How many times in your life have you wanted to ask God if he has sown good seed in the field?  You look around at the way things are going – in the world – in the nation – in your community – in your life.  And you think – Really?  Is this what it is supposed to be like?  Is this what God intends to have happen?  Well yes and no.

Yes God has sown the good seed and there are good things growing and no not all the things that are happening around us are the result of that seed.  The master explains to the slaves that the enemy has also sown seed – some of the stuff around us and some of the things that are happening are a result of the enemy’s seed.

And so the slaves say, as we might, shouldn’t we pull out all the weeds – shouldn’t we get rid of all the bad stuff???  Wouldn’t we love to live a world where everything was ordered and went according to our plan?  Wouldn’t it be nice if everyone did as we do and thought like we think?

But the Master responds explaining; the wheat and the weeds are growing together and if you pull out the weeds you will disturb and destroy some of the wheat.

If any of you are gardeners you will have realized that sometimes weeds look like the plants –they grow near – they masquerade as it were.  What you see is not always what you get.

 

 

There are weeds that are fake versions of plants.  Unless you are a very adept gardener, how do you know the difference?   Well you don’t  – until it comes to bearing fruit you can’t tell which is the weed and which is the plant.

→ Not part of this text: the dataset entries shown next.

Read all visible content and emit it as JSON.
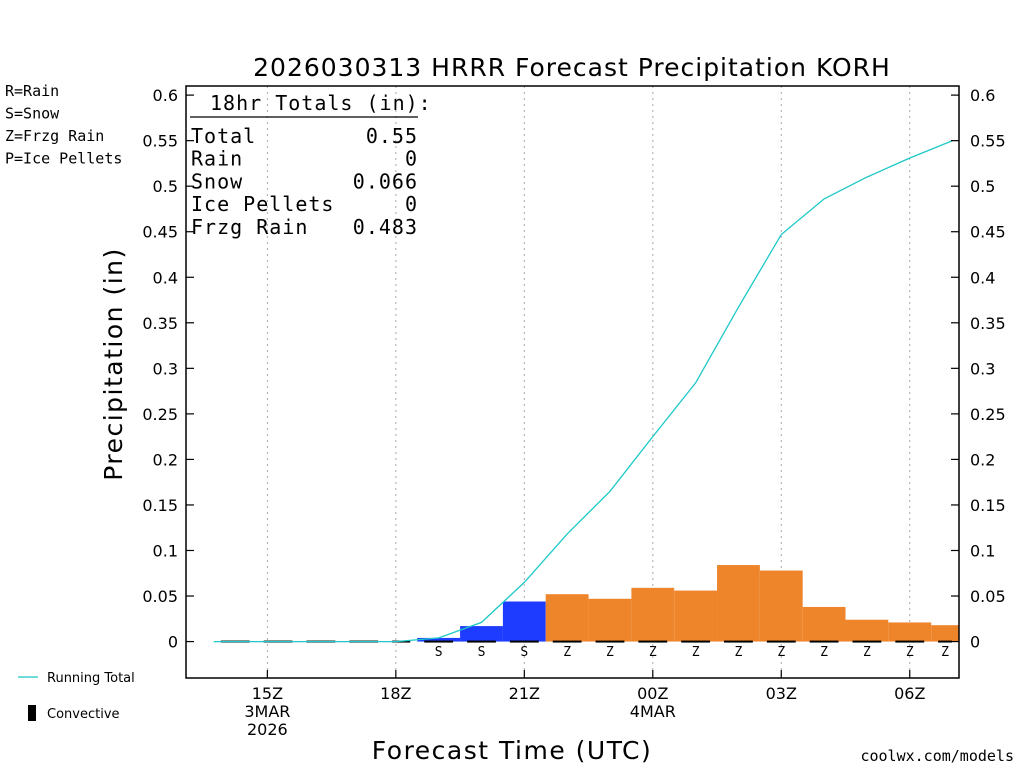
{
  "chart_data": {
    "type": "bar",
    "title": "2026030313 HRRR Forecast Precipitation KORH",
    "xlabel": "Forecast Time (UTC)",
    "ylabel": "Precipitation  (in)",
    "ylim": [
      -0.04,
      0.61
    ],
    "xlim": [
      13.1,
      31.15
    ],
    "y_ticks": [
      0,
      0.05,
      0.1,
      0.15,
      0.2,
      0.25,
      0.3,
      0.35,
      0.4,
      0.45,
      0.5,
      0.55,
      0.6
    ],
    "y_tick_labels": [
      "0",
      "0.05",
      "0.1",
      "0.15",
      "0.2",
      "0.25",
      "0.3",
      "0.35",
      "0.4",
      "0.45",
      "0.5",
      "0.55",
      "0.6"
    ],
    "x_ticks": [
      {
        "hour": 15,
        "lines": [
          "15Z",
          "3MAR",
          "2026"
        ]
      },
      {
        "hour": 18,
        "lines": [
          "18Z"
        ]
      },
      {
        "hour": 21,
        "lines": [
          "21Z"
        ]
      },
      {
        "hour": 24,
        "lines": [
          "00Z",
          "4MAR"
        ]
      },
      {
        "hour": 27,
        "lines": [
          "03Z"
        ]
      },
      {
        "hour": 30,
        "lines": [
          "06Z"
        ]
      }
    ],
    "bars": [
      {
        "start": 13.75,
        "end": 14.75,
        "value": 0.0,
        "type": "none",
        "letter": ""
      },
      {
        "start": 14.75,
        "end": 15.75,
        "value": 0.0,
        "type": "none",
        "letter": ""
      },
      {
        "start": 15.75,
        "end": 16.75,
        "value": 0.0,
        "type": "none",
        "letter": ""
      },
      {
        "start": 16.75,
        "end": 17.75,
        "value": 0.0,
        "type": "none",
        "letter": ""
      },
      {
        "start": 17.75,
        "end": 18.5,
        "value": 0.0,
        "type": "none",
        "letter": ""
      },
      {
        "start": 18.5,
        "end": 19.5,
        "value": 0.004,
        "type": "snow",
        "letter": "S"
      },
      {
        "start": 19.5,
        "end": 20.5,
        "value": 0.017,
        "type": "snow",
        "letter": "S"
      },
      {
        "start": 20.5,
        "end": 21.5,
        "value": 0.044,
        "type": "snow",
        "letter": "S"
      },
      {
        "start": 21.5,
        "end": 22.5,
        "value": 0.052,
        "type": "frzg",
        "letter": "Z"
      },
      {
        "start": 22.5,
        "end": 23.5,
        "value": 0.047,
        "type": "frzg",
        "letter": "Z"
      },
      {
        "start": 23.5,
        "end": 24.5,
        "value": 0.059,
        "type": "frzg",
        "letter": "Z"
      },
      {
        "start": 24.5,
        "end": 25.5,
        "value": 0.056,
        "type": "frzg",
        "letter": "Z"
      },
      {
        "start": 25.5,
        "end": 26.5,
        "value": 0.084,
        "type": "frzg",
        "letter": "Z"
      },
      {
        "start": 26.5,
        "end": 27.5,
        "value": 0.078,
        "type": "frzg",
        "letter": "Z"
      },
      {
        "start": 27.5,
        "end": 28.5,
        "value": 0.038,
        "type": "frzg",
        "letter": "Z"
      },
      {
        "start": 28.5,
        "end": 29.5,
        "value": 0.024,
        "type": "frzg",
        "letter": "Z"
      },
      {
        "start": 29.5,
        "end": 30.5,
        "value": 0.021,
        "type": "frzg",
        "letter": "Z"
      },
      {
        "start": 30.5,
        "end": 31.5,
        "value": 0.018,
        "type": "frzg",
        "letter": "Z"
      }
    ],
    "running_total": {
      "name": "Running Total",
      "x": [
        13.75,
        14,
        15,
        16,
        17,
        18,
        19,
        20,
        21,
        22,
        23,
        24,
        25,
        26,
        27,
        28,
        29,
        30,
        31
      ],
      "y": [
        0,
        0,
        0,
        0,
        0,
        0,
        0.004,
        0.021,
        0.065,
        0.118,
        0.165,
        0.225,
        0.284,
        0.367,
        0.447,
        0.486,
        0.51,
        0.531,
        0.55
      ]
    },
    "convective": {
      "label": "Convective",
      "color": "#000000"
    },
    "totals_box": {
      "heading": "18hr Totals (in):",
      "rows": [
        {
          "label": "Total",
          "value": "0.55"
        },
        {
          "label": "Rain",
          "value": "0"
        },
        {
          "label": "Snow",
          "value": "0.066"
        },
        {
          "label": "Ice Pellets",
          "value": "0"
        },
        {
          "label": "Frzg Rain",
          "value": "0.483"
        }
      ]
    },
    "legend": [
      {
        "text": "R=Rain",
        "color": "#33dd33"
      },
      {
        "text": "S=Snow",
        "color": "#3344ee"
      },
      {
        "text": "Z=Frzg Rain",
        "color": "#ee8833"
      },
      {
        "text": "P=Ice Pellets",
        "color": "#ee3399"
      }
    ],
    "bottom_legend": [
      {
        "key": "running",
        "text": "Running Total"
      },
      {
        "key": "convective",
        "text": "Convective"
      }
    ],
    "colors": {
      "snow": "#1e3cff",
      "frzg": "#ee852b",
      "rain": "#33dd33",
      "ice": "#ee3399",
      "running": "#1ec8c8"
    },
    "credit": "coolwx.com/models",
    "credit_color": "#e02030"
  }
}
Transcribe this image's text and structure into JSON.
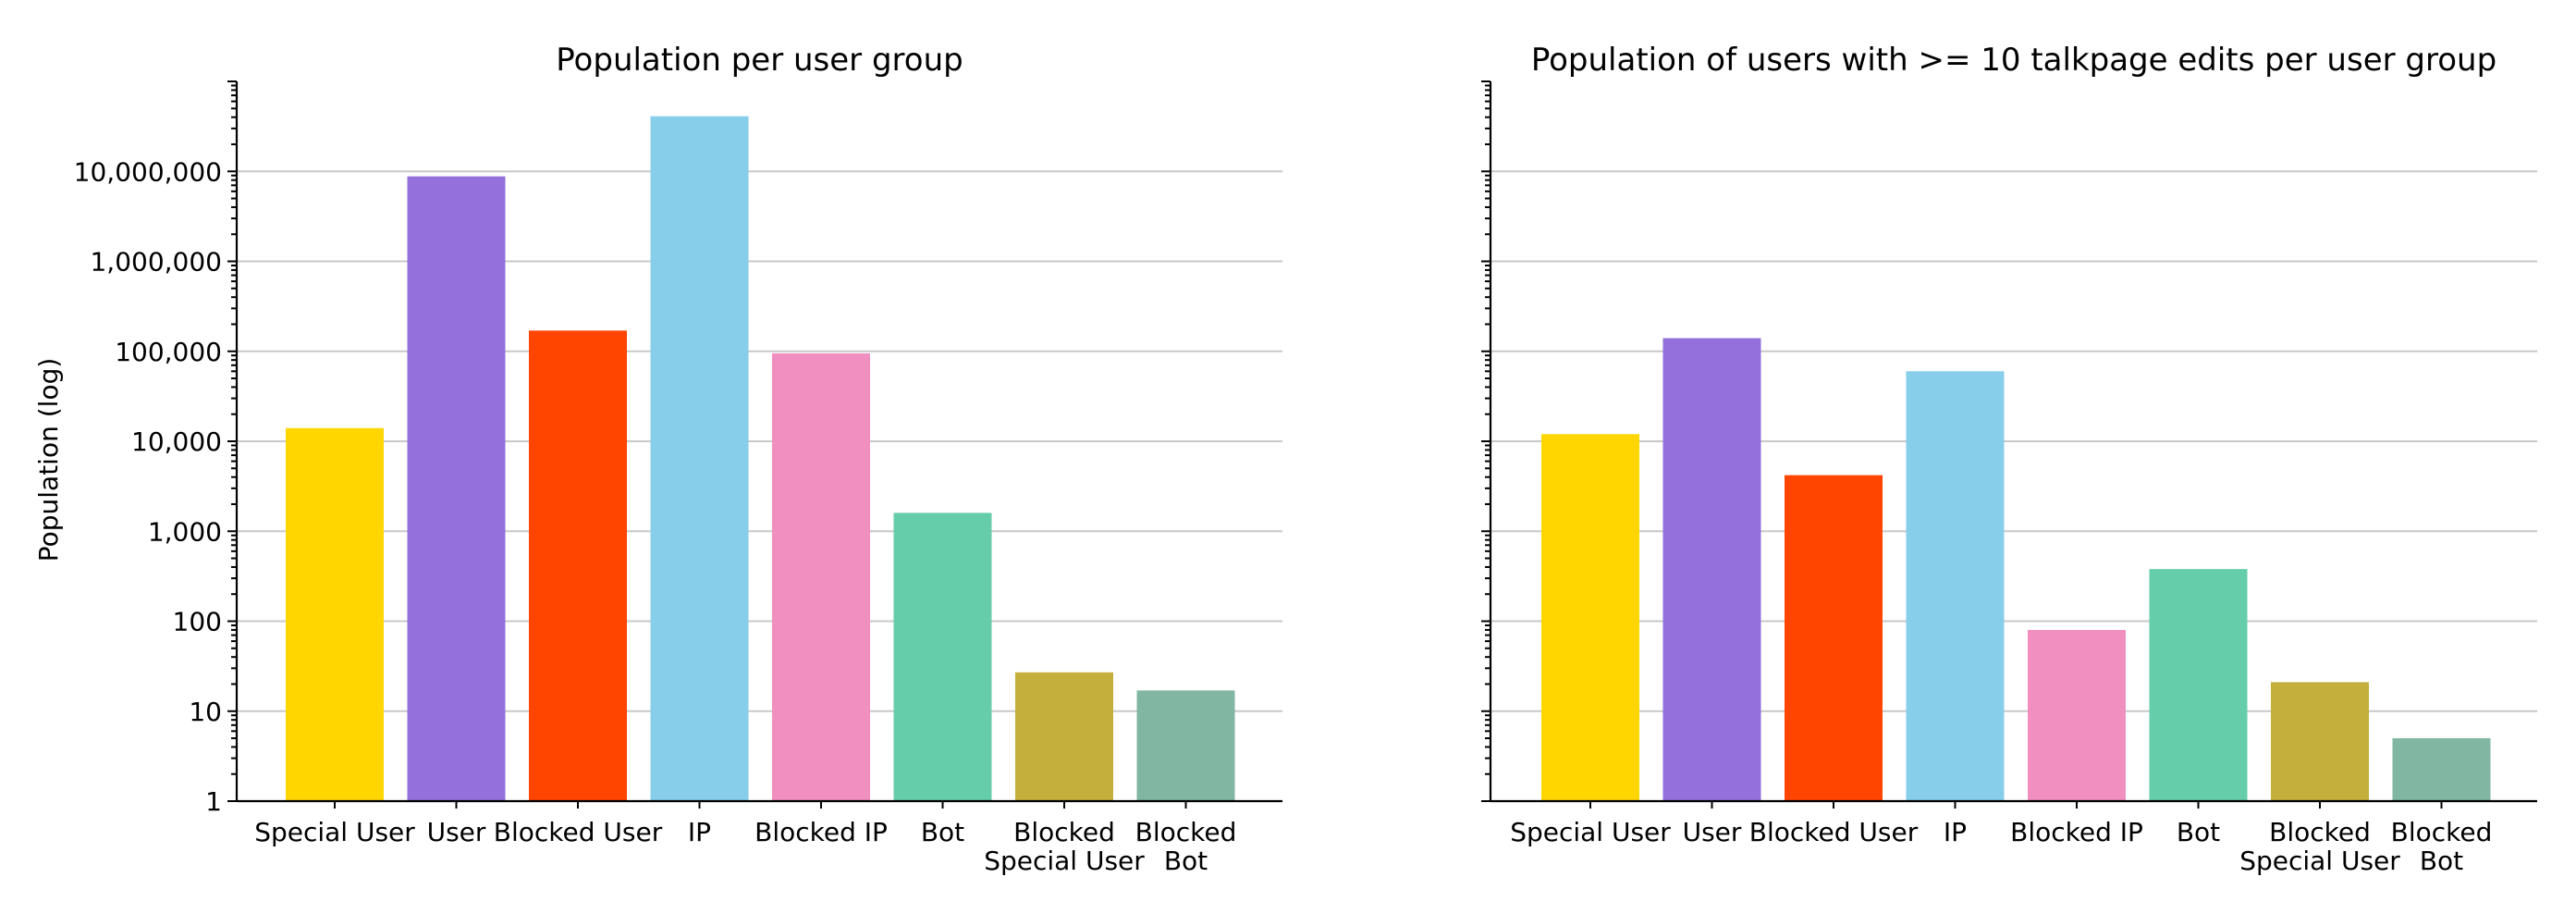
{
  "colors": [
    "#FFD600",
    "#9370DB",
    "#FF4500",
    "#87CEEB",
    "#F08FC0",
    "#66CDAA",
    "#C4AF3C",
    "#80B6A2"
  ],
  "chart_data": [
    {
      "type": "bar",
      "title": "Population per user group",
      "ylabel": "Population (log)",
      "yscale": "log",
      "ylim": [
        1,
        100000000
      ],
      "grid": true,
      "ytick_values": [
        1,
        10,
        100,
        1000,
        10000,
        100000,
        1000000,
        10000000
      ],
      "ytick_labels": [
        "1",
        "10",
        "100",
        "1,000",
        "10,000",
        "100,000",
        "1,000,000",
        "10,000,000"
      ],
      "categories": [
        [
          "Special User"
        ],
        [
          "User"
        ],
        [
          "Blocked User"
        ],
        [
          "IP"
        ],
        [
          "Blocked IP"
        ],
        [
          "Bot"
        ],
        [
          "Blocked",
          "Special User"
        ],
        [
          "Blocked",
          "Bot"
        ]
      ],
      "values": [
        14000,
        8800000,
        170000,
        41000000,
        95000,
        1600,
        27,
        17
      ]
    },
    {
      "type": "bar",
      "title": "Population of users with >= 10 talkpage edits per user group",
      "ylabel": "",
      "yscale": "log",
      "ylim": [
        1,
        100000000
      ],
      "grid": true,
      "ytick_values": [
        1,
        10,
        100,
        1000,
        10000,
        100000,
        1000000,
        10000000
      ],
      "ytick_labels": [],
      "categories": [
        [
          "Special User"
        ],
        [
          "User"
        ],
        [
          "Blocked User"
        ],
        [
          "IP"
        ],
        [
          "Blocked IP"
        ],
        [
          "Bot"
        ],
        [
          "Blocked",
          "Special User"
        ],
        [
          "Blocked",
          "Bot"
        ]
      ],
      "values": [
        12000,
        140000,
        4200,
        60000,
        80,
        380,
        21,
        5
      ]
    }
  ]
}
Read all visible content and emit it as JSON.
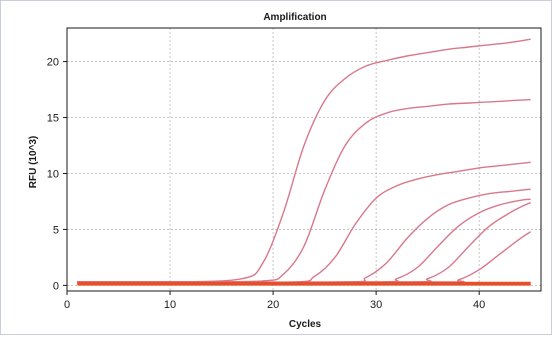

We are known by our fruit.

Matt 7:16 “By their fruit you will recognize them. Do people pick grapes from thornbushes, or figs from thistles?”

Don’t worry that you will not be recognized by God – the fruit that you bear will be obvious to God and to others.  God knows the difference between wheat and weeds and He is the one that matters.

This can be difficult for us because we want to stand out – we want to be recognized – we want to be affirmed.   Well, let it become obvious – not in an obnoxious way – not in waving a banner about how great you are – or calling attention to yourself but by bearing good fruit.  What is the fruit that we are called to bear… the fruit of the Spirit.

Galatians  5:  22 But the fruit of the Spirit is love, joy, peace, forbearance, kindness, goodness, faithfulness, 23 gentleness and self-control. Against such things there is no law.

God is the one who decides who is “in” and who is “out” not us

I recently read a little saying…

“While I was busy judging others, I left the closet door open and a bunch of skeletons fell out.”

Our temptation often, is to look around and to try make sense of things by sorting people into categories.   But, what if we stopped trying to figure out who is “in”and who is “out” and loved everyone?  What if we spoke hope and peace to everyone?  What if we actually took God at his word when he told us to “Love the Lord your God with all your heart soul, mind, and strength and love your neighbour ‘as yourself”?  What impact might that have?  How would things change for us and for our community?

In looking back at the picture that Jesus gives us of wheat and weeds, we know that weeds don’t become wheat so the analogy stops there.  But we do know that we are new creatures through Jesus Christ and we know that God wants to transform others as well.

So can the people around us  – even those that look like weeds to us – can they be transformed into new creatures?  Isn’t that how we got to be part of the kingdom of God – someone, maybe many someone’s did not give up on us!    They loved us.  They prayed for us.  They spoke words of hope and encouragement to us.

Let us keep doing the kingdom work and trust God to sort out the rest.   The great news that we hear in the gospel this morning is that God is responsible for what happens on the day of judgment.  It is not my responsibility or your responsibility to determine the outcome of each other’s lives.   We can trust that the master has planted good seed in the field and that he knows the difference between wheat and weeds.  In the meantime, we are called to bear fruit. We are called to be evidence of the good seed and in so doing to have an impact on the field, the family, the community, the nation where we are planted.  Amen.